The SEBI has taken up some long pending reforms   -  REUTERS

The amendment to delisting rules will smoothen the process for M&A deals

The Securities and Exchange Board of India (SEBI) has pushed through some long-pending reforms with far-reaching impact in its recent Board meeting. With the approval of the Gold Exchange (Vault Managers) Regulations, the decks have been cleared for the much-awaited spot gold market in India. The trading in electronic gold receipts, with physical gold as underlying on existing stock exchanges, will bring in greater transparency in price discovery. More important, domestic gold prices will be driven by onshore demand and supply instead of following prices discovered overseas. While larger players such as gold jewellers are likely to dominate trading initially, individuals can also use these platforms if smaller trading denominations are introduced. Making the electronic gold receipts perpetually valid, fungible and interoperable between vault managers makes them more user-friendly. While finer details are awaited, tight regulations of vault managers and ensuring that the assaying is done accurately will be critical to establishing the credibility of the ecosystem. Allowing existing exchanges to create social stock exchanges as a separate segment is yet another milestone for the Indian stock market ecosystem.

The Board’s approval to amend the existing rules for delisting of equity shares following an open offer is also welcome as it helps untangle a rather complicated process created by contradictory rules. While SEBI’s takeover regulations can result in an acquirer holding more than 75 per cent of the shareholding after an open offer, the delisting regulations require that the buyer’s shareholding to be reduced to 75 per cent before delisting. The regulator’s proposal — that the acquirer can cite another price (higher than the open offer price) for delisting, if he proposes to eventually delist the shares — smoothens the process considerably. If the open offer results in the acquirer getting over 90 per cent of the shares, all the sellers will be paid the delisting price. If the delisting threshold is not met, all the sellers shall be paid the open offer price. More time is also being provided to the acquirer, if unsuccessful, to make further attempts at delisting. This clarification is important at this juncture for merger and acquisition deals are likely to increase in the future as businesses consolidate in the aftermath of the pandemic-induced disruption.

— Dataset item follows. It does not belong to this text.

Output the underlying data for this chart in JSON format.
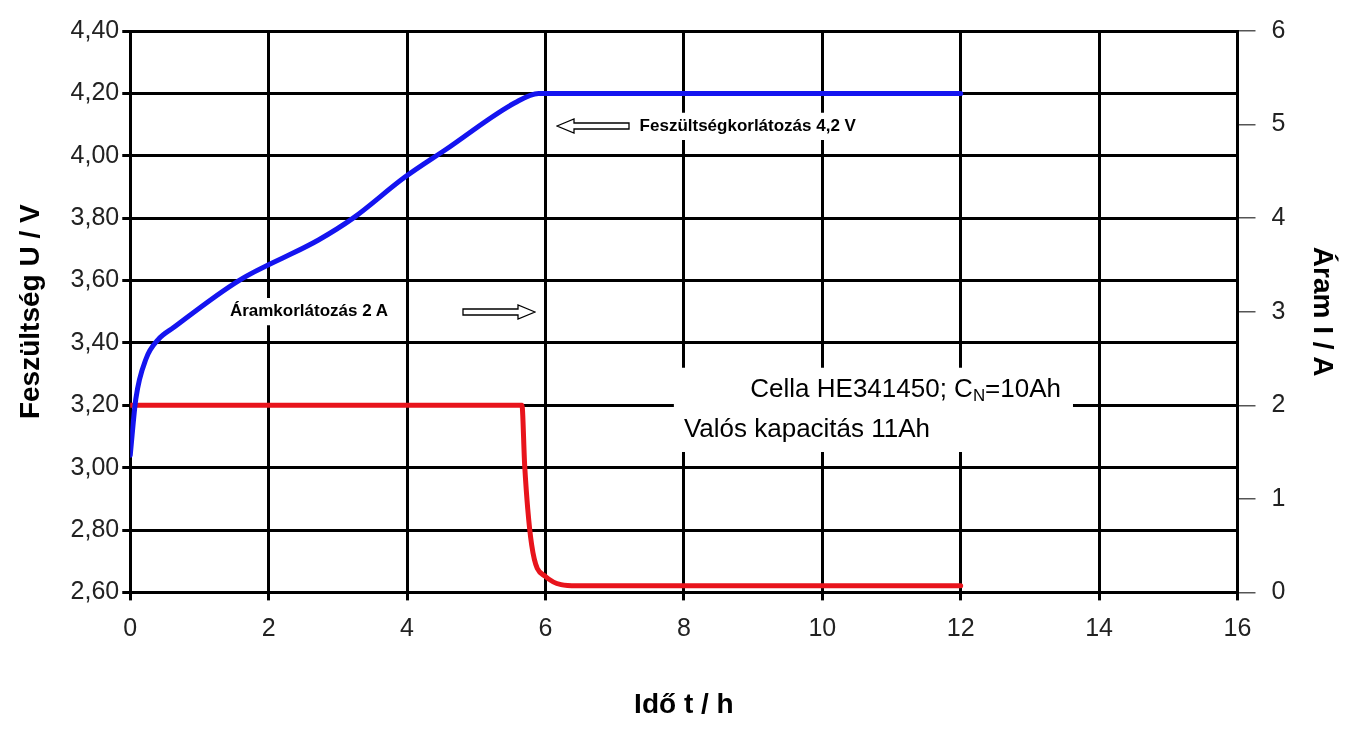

The regulator is also allowing more new age tech companies to issue shares with superior voting rights by increasing the networth of promoter group eligible to issue such shares from ₹500 crore to ₹1,000 crore. The approval of Investor Charter and charters for recognised market infrastructure institutions will spell out the rights and responsibilities of these groups, acting as the guide for investors as well as the regulator in the future. Investors will also cheer SEBI’s decision to allow mutual funds to launch silver exchange traded funds, which were hitherto not available. This instrument will allow users to hedge their exposure in the precious metal as well as to invest in it in paperless form.